- Leaders: Muhammad Haj Ali; Capt. Basil Zamo †;
- Dates active: 2014 – November, 2023
- Active regions: Idlib Governorate Latakia Governorate
- Size: 2800 (2015)
- Part of: Free Syrian Army National Front for Liberation (since May 2018);
- Wars: the Syrian civil war

= 1st Coastal Division =

Syrian Rebel Group

The 1st Coastal Division, formerly known as the Brigade of the Chargers (لواء العاديات), was a Syrian rebel group that is affiliated with the Free Syrian Army and has been vetted by the Friends of Syria Group. It received TOW missiles and operates in the Idlib and northern Latakia governorates. The group received training and funding from Qatar. It is a former member of the Ahfad al-Rasul Brigades.

==History==
The group participated in the 2014 Latakia offensive and the 2015 Jisr al-Shughur offensive with a wide array of Syrian opposition forces.
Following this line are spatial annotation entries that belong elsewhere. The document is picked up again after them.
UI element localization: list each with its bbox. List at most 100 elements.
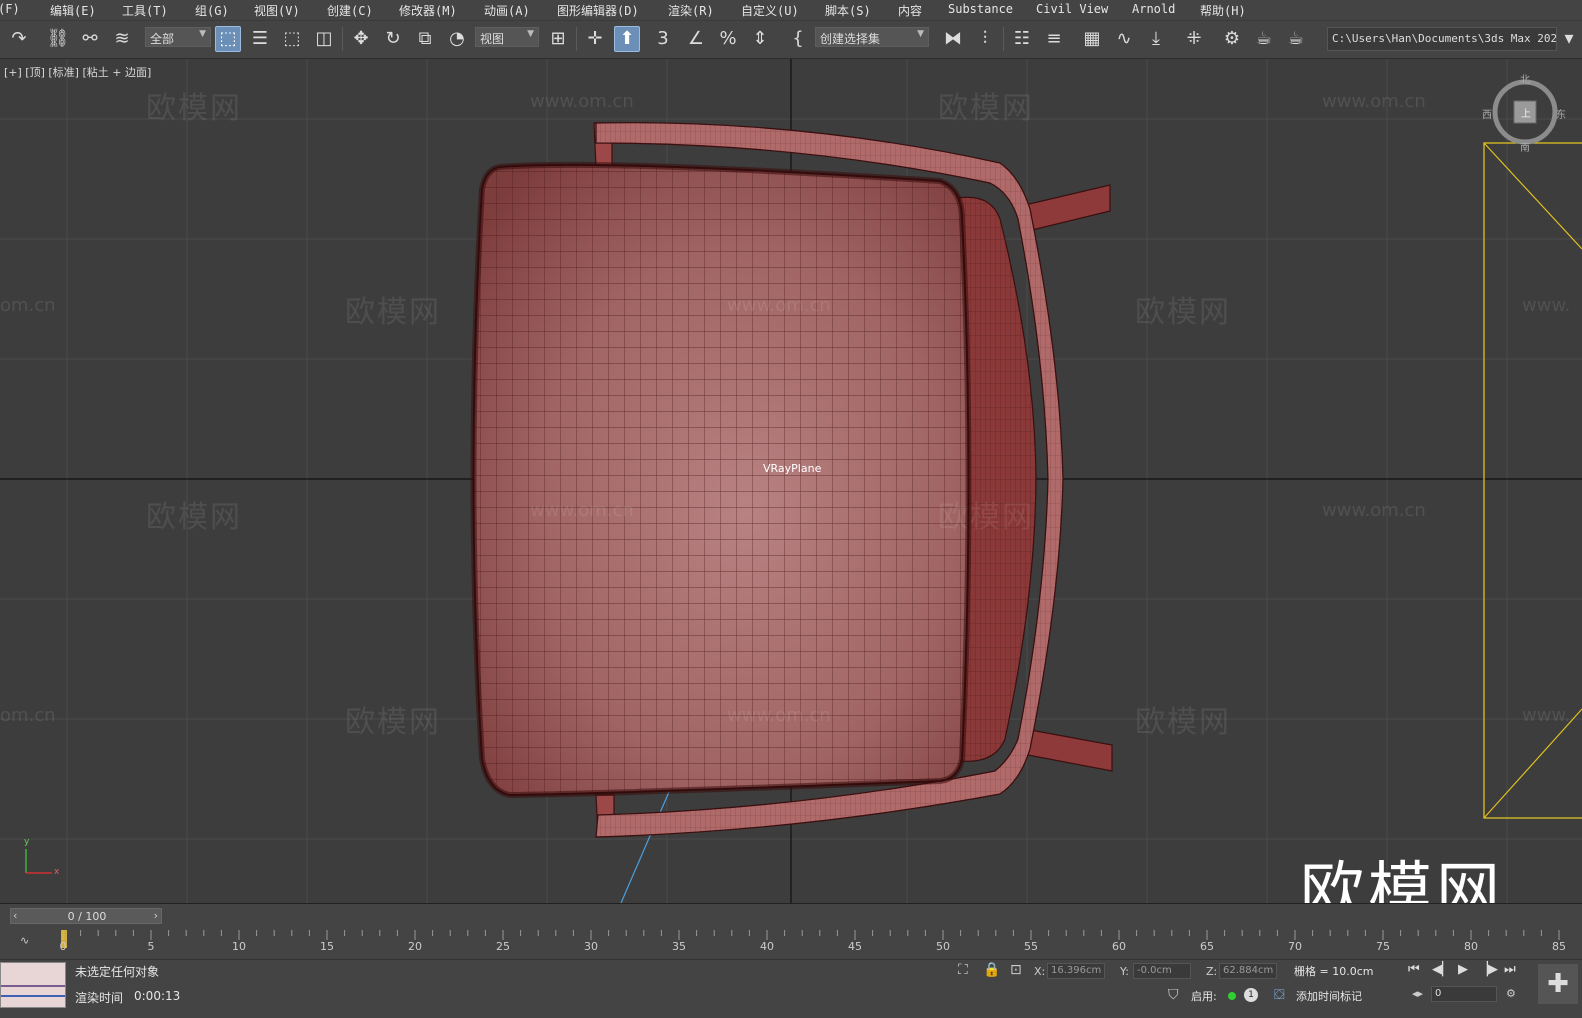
isolate-selection-icon[interactable]: ⛶ [958,962,968,978]
watermark-url: www.om.cn [727,295,831,316]
curve-editor-icon[interactable]: ∿ [1111,26,1137,52]
tick-label: 0 [59,940,67,953]
watermark-url: www.om.cn [530,500,634,521]
time-slider[interactable]: ‹ 0 / 100 › [10,908,162,924]
current-frame-spinner[interactable]: 0 [1431,986,1497,1002]
percent-snap-icon[interactable]: % [715,26,741,52]
menu-substance[interactable]: Substance [948,2,1013,16]
project-path-field[interactable]: C:\Users\Han\Documents\3ds Max 2022 [1327,27,1557,51]
viewcube-east: 东 [1556,110,1566,121]
angle-snap-icon[interactable]: ∠ [683,26,709,52]
reference-coordinate-dropdown[interactable]: 视图 ▼ [475,27,539,47]
play-icon[interactable]: ▶ [1458,962,1468,977]
curve-editor-mini-icon[interactable]: ∿ [20,934,29,947]
time-slider-prev-icon[interactable]: ‹ [13,909,17,922]
edit-named-selection-icon[interactable]: { [785,26,811,52]
key-mode-icon[interactable]: ◂▸ [1412,987,1423,1000]
add-time-tag[interactable]: 添加时间标记 [1296,988,1362,1004]
select-manipulate-icon[interactable]: ✛ [582,26,608,52]
menu-view[interactable]: 视图(V) [254,2,300,19]
menu-rendering[interactable]: 渲染(R) [668,2,714,19]
layer-count-badge[interactable]: 1 [1244,988,1258,1002]
adaptive-degradation-icon[interactable]: ⛉ [1168,987,1179,1003]
menu-group[interactable]: 组(G) [195,2,229,19]
timeline: ‹ 0 / 100 › ∿ 0 5 10 15 20 25 30 35 40 4… [0,903,1582,960]
render-setup-icon[interactable]: ⚙ [1219,26,1245,52]
previous-frame-icon[interactable]: ◀▏ [1432,962,1452,977]
menu-tools[interactable]: 工具(T) [122,2,168,19]
viewport-label[interactable]: [+] [顶] [标准] [粘土 + 边面] [4,64,151,80]
menu-content[interactable]: 内容 [898,2,922,19]
rendered-frame-window-icon[interactable]: ☕ [1251,26,1277,52]
menu-graph-editors[interactable]: 图形编辑器(D) [557,2,639,19]
thumbnail-line [1,985,65,987]
go-to-start-icon[interactable]: ⏮ [1408,962,1420,977]
move-icon[interactable]: ✥ [348,26,374,52]
x-coord-field[interactable]: 16.396cm [1047,963,1105,979]
toggle-ribbon-icon[interactable]: ≡ [1041,26,1067,52]
select-by-name-icon[interactable]: ☰ [247,26,273,52]
time-slider-next-icon[interactable]: › [154,909,158,922]
placement-icon[interactable]: ◔ [444,26,470,52]
time-slider-value: 0 / 100 [67,910,107,923]
ruler-ticks [62,930,1560,940]
menu-customize[interactable]: 自定义(U) [741,2,799,19]
menu-arnold[interactable]: Arnold [1132,2,1175,16]
render-production-icon[interactable]: ☕ [1283,26,1309,52]
tick-label: 80 [1464,940,1478,953]
time-configuration-icon[interactable]: ⚙ [1506,987,1516,1000]
viewcube-west: 西 [1482,110,1492,121]
menu-file[interactable]: (F) [0,2,20,16]
go-to-end-icon[interactable]: ⏭ [1504,962,1516,977]
layer-explorer-icon[interactable]: ☷ [1009,26,1035,52]
mirror-icon[interactable]: ⧓ [940,26,966,52]
selection-filter-dropdown[interactable]: 全部 ▼ [145,27,211,47]
project-folder-icon[interactable]: ▾ [1558,26,1580,52]
bind-space-warp-icon[interactable]: ≋ [109,26,135,52]
named-selection-set-dropdown[interactable]: 创建选择集 ▼ [815,27,929,47]
thumbnail-line [1,995,65,997]
menu-create[interactable]: 创建(C) [327,2,373,19]
y-coord-field[interactable]: -0.0cm [1133,963,1191,979]
menu-civil-view[interactable]: Civil View [1036,2,1108,16]
keyboard-shortcut-override-icon[interactable]: ⬆ [614,26,640,52]
align-icon[interactable]: ⫶ [972,26,998,52]
menu-animation[interactable]: 动画(A) [484,2,530,19]
snaps-toggle-icon[interactable]: 3 [650,26,676,52]
rotate-icon[interactable]: ↻ [380,26,406,52]
selection-status: 未选定任何对象 [75,965,160,979]
menu-help[interactable]: 帮助(H) [1200,2,1246,19]
watermark-url: www.om.cn [1322,91,1426,112]
timeline-ruler[interactable]: 0 5 10 15 20 25 30 35 40 45 50 55 60 65 … [60,930,1570,958]
z-coord-field[interactable]: 62.884cm [1219,963,1277,979]
schematic-view-icon[interactable]: ⁜ [1181,26,1207,52]
menu-edit[interactable]: 编辑(E) [50,2,96,19]
tick-label: 40 [760,940,774,953]
watermark: 欧模网 [938,500,1034,535]
next-frame-icon[interactable]: ▕▶ [1478,962,1498,977]
spinner-snap-icon[interactable]: ⇕ [747,26,773,52]
tick-label: 35 [672,940,686,953]
dope-sheet-icon[interactable]: ⤓ [1143,26,1169,52]
menu-scripting[interactable]: 脚本(S) [825,2,871,19]
selection-lock-icon[interactable]: 🔒 [983,962,1000,978]
watermark-url: www.om.cn [727,705,831,726]
rectangular-selection-icon[interactable]: ⬚ [279,26,305,52]
zoom-viewport-icon[interactable]: ✚ [1538,964,1578,1004]
window-crossing-icon[interactable]: ◫ [311,26,337,52]
viewcube[interactable]: 北 南 东 西 上 [1482,75,1566,154]
scale-icon[interactable]: ⧉ [412,26,438,52]
time-tag-icon[interactable]: ⛋ [1274,987,1285,1003]
select-object-icon[interactable]: ⬚ [215,26,241,52]
scene-explorer-icon[interactable]: ▦ [1079,26,1105,52]
menu-modifiers[interactable]: 修改器(M) [399,2,457,19]
watermark: 欧模网 [938,91,1034,126]
redo-icon[interactable]: ↷ [6,26,32,52]
pivot-center-icon[interactable]: ⊞ [545,26,571,52]
dropdown-arrow-icon: ▼ [527,29,534,39]
absolute-mode-icon[interactable]: ⊡ [1010,962,1022,978]
top-viewport[interactable]: [+] [顶] [标准] [粘土 + 边面] 欧模网 www.om.cn 欧模网… [0,59,1582,903]
unlink-icon[interactable]: ⚯ [77,26,103,52]
maxscript-listener-thumbnail[interactable] [0,962,66,1008]
link-icon[interactable]: ⛓ [45,26,71,52]
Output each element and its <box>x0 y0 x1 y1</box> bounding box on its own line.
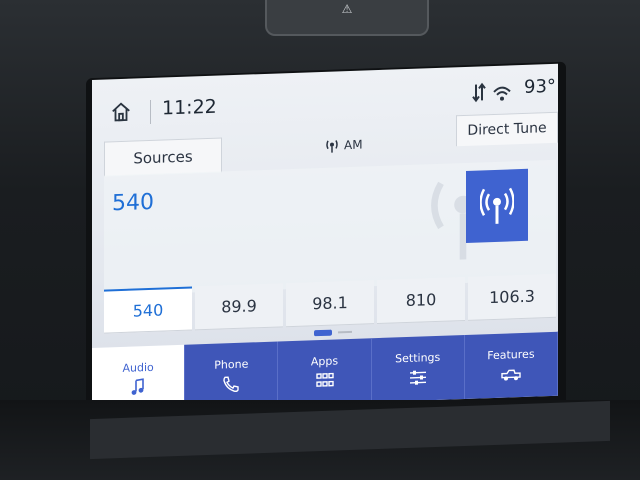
wifi-icon <box>493 86 511 101</box>
sliders-icon <box>409 370 426 385</box>
radio-source-tile[interactable] <box>466 168 528 243</box>
band-indicator: AM <box>324 137 363 154</box>
page-dot <box>338 330 352 334</box>
hazard-button[interactable]: ⚠ <box>265 0 429 36</box>
tab-settings[interactable]: Settings <box>371 334 465 403</box>
radio-antenna-icon <box>326 140 338 153</box>
tab-settings-label: Settings <box>395 350 441 365</box>
page-dot-active <box>314 329 332 337</box>
preset-2[interactable]: 89.9 <box>195 283 283 331</box>
hazard-icon: ⚠ <box>341 2 353 16</box>
status-divider <box>150 99 151 124</box>
tab-audio-label: Audio <box>122 360 154 375</box>
sources-button[interactable]: Sources <box>104 137 222 177</box>
tab-features-label: Features <box>487 347 535 362</box>
tab-apps-label: Apps <box>310 353 339 368</box>
preset-4[interactable]: 810 <box>377 276 465 325</box>
infotainment-screen: 11:22 93° Sources AM Direct Tune 540 540… <box>92 63 558 412</box>
direct-tune-button[interactable]: Direct Tune <box>456 111 558 147</box>
tab-phone[interactable]: Phone <box>185 341 279 409</box>
tab-apps[interactable]: Apps <box>278 338 372 406</box>
clock: 11:22 <box>162 95 217 120</box>
data-transfer-icon <box>472 82 486 103</box>
truck-icon <box>501 369 521 381</box>
home-icon[interactable] <box>110 101 132 124</box>
apps-grid-icon <box>315 372 334 387</box>
phone-icon <box>223 376 239 392</box>
preset-1[interactable]: 540 <box>104 286 192 334</box>
preset-page-indicator[interactable] <box>314 329 354 337</box>
tab-features[interactable]: Features <box>464 331 558 399</box>
music-note-icon <box>131 377 144 395</box>
band-label: AM <box>344 137 363 153</box>
current-frequency: 540 <box>112 189 154 217</box>
preset-3[interactable]: 98.1 <box>286 280 374 328</box>
tab-phone-label: Phone <box>214 357 249 372</box>
radio-antenna-icon <box>480 187 514 224</box>
preset-5[interactable]: 106.3 <box>468 273 556 321</box>
outside-temperature: 93° <box>524 75 556 98</box>
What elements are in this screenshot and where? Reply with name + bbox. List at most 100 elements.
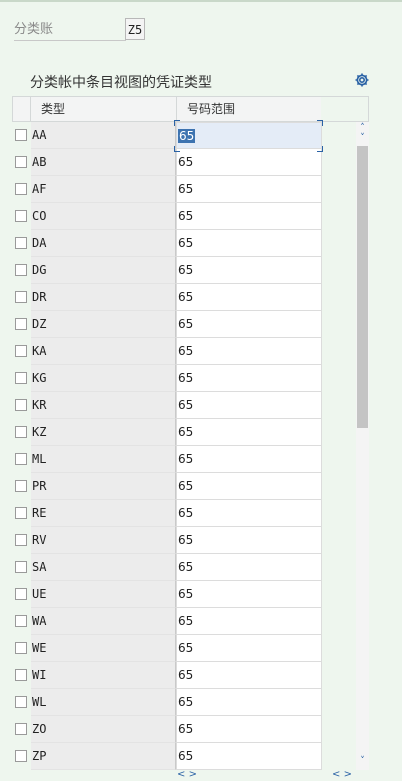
table-row[interactable]: ML 65: [12, 446, 356, 473]
row-selector[interactable]: [12, 743, 31, 770]
type-cell[interactable]: CO: [31, 203, 176, 230]
row-selector[interactable]: [12, 122, 31, 149]
row-selector[interactable]: [12, 635, 31, 662]
table-row[interactable]: RE 65: [12, 500, 356, 527]
row-checkbox[interactable]: [15, 156, 27, 168]
table-row[interactable]: UE 65: [12, 581, 356, 608]
row-selector[interactable]: [12, 527, 31, 554]
table-row[interactable]: RV 65: [12, 527, 356, 554]
row-selector[interactable]: [12, 284, 31, 311]
row-selector[interactable]: [12, 392, 31, 419]
type-cell[interactable]: RV: [31, 527, 176, 554]
type-cell[interactable]: WA: [31, 608, 176, 635]
range-cell[interactable]: 65: [176, 662, 322, 689]
table-row[interactable]: CO 65: [12, 203, 356, 230]
row-checkbox[interactable]: [15, 534, 27, 546]
row-checkbox[interactable]: [15, 453, 27, 465]
scroll-left-icon[interactable]: <: [332, 769, 340, 780]
table-row[interactable]: DR 65: [12, 284, 356, 311]
row-selector[interactable]: [12, 689, 31, 716]
range-cell[interactable]: 65: [176, 473, 322, 500]
type-cell[interactable]: KR: [31, 392, 176, 419]
type-cell[interactable]: DZ: [31, 311, 176, 338]
type-cell[interactable]: UE: [31, 581, 176, 608]
row-selector[interactable]: [12, 473, 31, 500]
type-cell[interactable]: WI: [31, 662, 176, 689]
range-cell[interactable]: 65: [176, 743, 322, 770]
type-cell[interactable]: DA: [31, 230, 176, 257]
range-cell[interactable]: 65: [176, 419, 322, 446]
row-selector[interactable]: [12, 257, 31, 284]
type-cell[interactable]: KZ: [31, 419, 176, 446]
row-checkbox[interactable]: [15, 750, 27, 762]
range-cell[interactable]: 65: [176, 149, 322, 176]
row-checkbox[interactable]: [15, 696, 27, 708]
table-row[interactable]: WI 65: [12, 662, 356, 689]
table-row[interactable]: AF 65: [12, 176, 356, 203]
row-checkbox[interactable]: [15, 426, 27, 438]
row-selector[interactable]: [12, 230, 31, 257]
type-cell[interactable]: DR: [31, 284, 176, 311]
type-cell[interactable]: AB: [31, 149, 176, 176]
range-cell[interactable]: 65: [176, 689, 322, 716]
row-checkbox[interactable]: [15, 264, 27, 276]
row-checkbox[interactable]: [15, 480, 27, 492]
type-cell[interactable]: KA: [31, 338, 176, 365]
table-row[interactable]: DZ 65: [12, 311, 356, 338]
range-cell[interactable]: 65: [176, 338, 322, 365]
table-row[interactable]: SA 65: [12, 554, 356, 581]
scroll-left-right-icon[interactable]: < >: [177, 769, 197, 780]
range-cell[interactable]: 65: [176, 230, 322, 257]
table-row[interactable]: AB 65: [12, 149, 356, 176]
table-row[interactable]: KZ 65: [12, 419, 356, 446]
range-cell[interactable]: 65: [176, 500, 322, 527]
table-row[interactable]: DG 65: [12, 257, 356, 284]
row-checkbox[interactable]: [15, 669, 27, 681]
range-cell[interactable]: 65: [176, 554, 322, 581]
row-selector[interactable]: [12, 716, 31, 743]
column-header-range[interactable]: 号码范围: [176, 96, 322, 122]
range-cell[interactable]: 65: [176, 203, 322, 230]
scroll-left-icon[interactable]: <: [177, 769, 185, 780]
row-selector[interactable]: [12, 311, 31, 338]
table-row[interactable]: AA 65: [12, 122, 356, 149]
row-checkbox[interactable]: [15, 615, 27, 627]
type-cell[interactable]: ZO: [31, 716, 176, 743]
row-checkbox[interactable]: [15, 183, 27, 195]
row-selector[interactable]: [12, 500, 31, 527]
scroll-down-icon[interactable]: ˅: [356, 756, 369, 767]
range-cell[interactable]: 65: [176, 122, 322, 149]
range-cell[interactable]: 65: [176, 581, 322, 608]
row-checkbox[interactable]: [15, 291, 27, 303]
type-cell[interactable]: AA: [31, 122, 176, 149]
row-selector[interactable]: [12, 338, 31, 365]
gear-icon[interactable]: [354, 72, 370, 88]
scroll-left-right-icon[interactable]: < >: [332, 769, 352, 780]
ledger-field[interactable]: Z5: [125, 18, 145, 40]
row-selector[interactable]: [12, 365, 31, 392]
row-selector[interactable]: [12, 176, 31, 203]
row-selector[interactable]: [12, 419, 31, 446]
type-cell[interactable]: WL: [31, 689, 176, 716]
table-row[interactable]: KR 65: [12, 392, 356, 419]
scroll-down-small-icon[interactable]: ˅: [356, 133, 369, 144]
type-cell[interactable]: RE: [31, 500, 176, 527]
table-row[interactable]: KG 65: [12, 365, 356, 392]
row-checkbox[interactable]: [15, 129, 27, 141]
table-row[interactable]: WA 65: [12, 608, 356, 635]
row-selector[interactable]: [12, 662, 31, 689]
range-cell[interactable]: 65: [176, 716, 322, 743]
range-cell[interactable]: 65: [176, 365, 322, 392]
type-cell[interactable]: ZP: [31, 743, 176, 770]
range-cell[interactable]: 65: [176, 635, 322, 662]
table-row[interactable]: KA 65: [12, 338, 356, 365]
row-selector[interactable]: [12, 608, 31, 635]
row-checkbox[interactable]: [15, 345, 27, 357]
range-cell[interactable]: 65: [176, 284, 322, 311]
row-selector[interactable]: [12, 581, 31, 608]
vertical-scrollbar[interactable]: ˄ ˅ ˅: [356, 122, 369, 770]
row-selector[interactable]: [12, 446, 31, 473]
range-cell[interactable]: 65: [176, 257, 322, 284]
table-row[interactable]: DA 65: [12, 230, 356, 257]
type-cell[interactable]: ML: [31, 446, 176, 473]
As part of the Latakia offensive, the group briefly captured the Mediterranean town of Kasab, acquiring their name.

1st Coastal Division is famous for including Free Syrian Army war hero Abo Hamza who became notable on social media for his many skillful BGM-71 TOW missile shots.

In October 2015 the 1st Coastal Division's chief of staff, Captain Basil Zamo, was killed in a Russian airstrike on Jabal al-Akrad, Latakia.

In April 2016, the group together with Ahrar al-Sham, Al-Nusra Front, and the Turkistan Islamic Party attacked Syrian government positions in northeastern Latakia Governorate, capturing the villages of Nakshaba, al-Bayyada and 50% of Mount Qamou'.

On 30 June 2017, military commanders of the 21st Combined Force, the 23rd Division, the Central Division, and the 1st Coastal Division signed the Geneva Call's "Deed of Agreement" pledging to protect children in the war, prohibit sexual violence, and prevent sexism.

In May 2018, along with 10 other rebel groups in northwestern Syria, the 1st Coastal Division formed the National Front for Liberation, which was officially announced on 28 May.

In October of 2019, the NFL merged with the Syrian National Army, though this merger was done without the prior knowledge of either the SNA NFL’s fighters.

On 11 November 2023, the National Front for Liberation announced that the 1st and 2nd Costal Divisions are being merged into the Costal Division.

At the Syrian Revolution Victory Conference, which was held on 29 January 2025, most factions of the armed opposition, including the Syrian National Army and its components, announced their dissolution and were incorporated into the newly formed Ministry of Defense.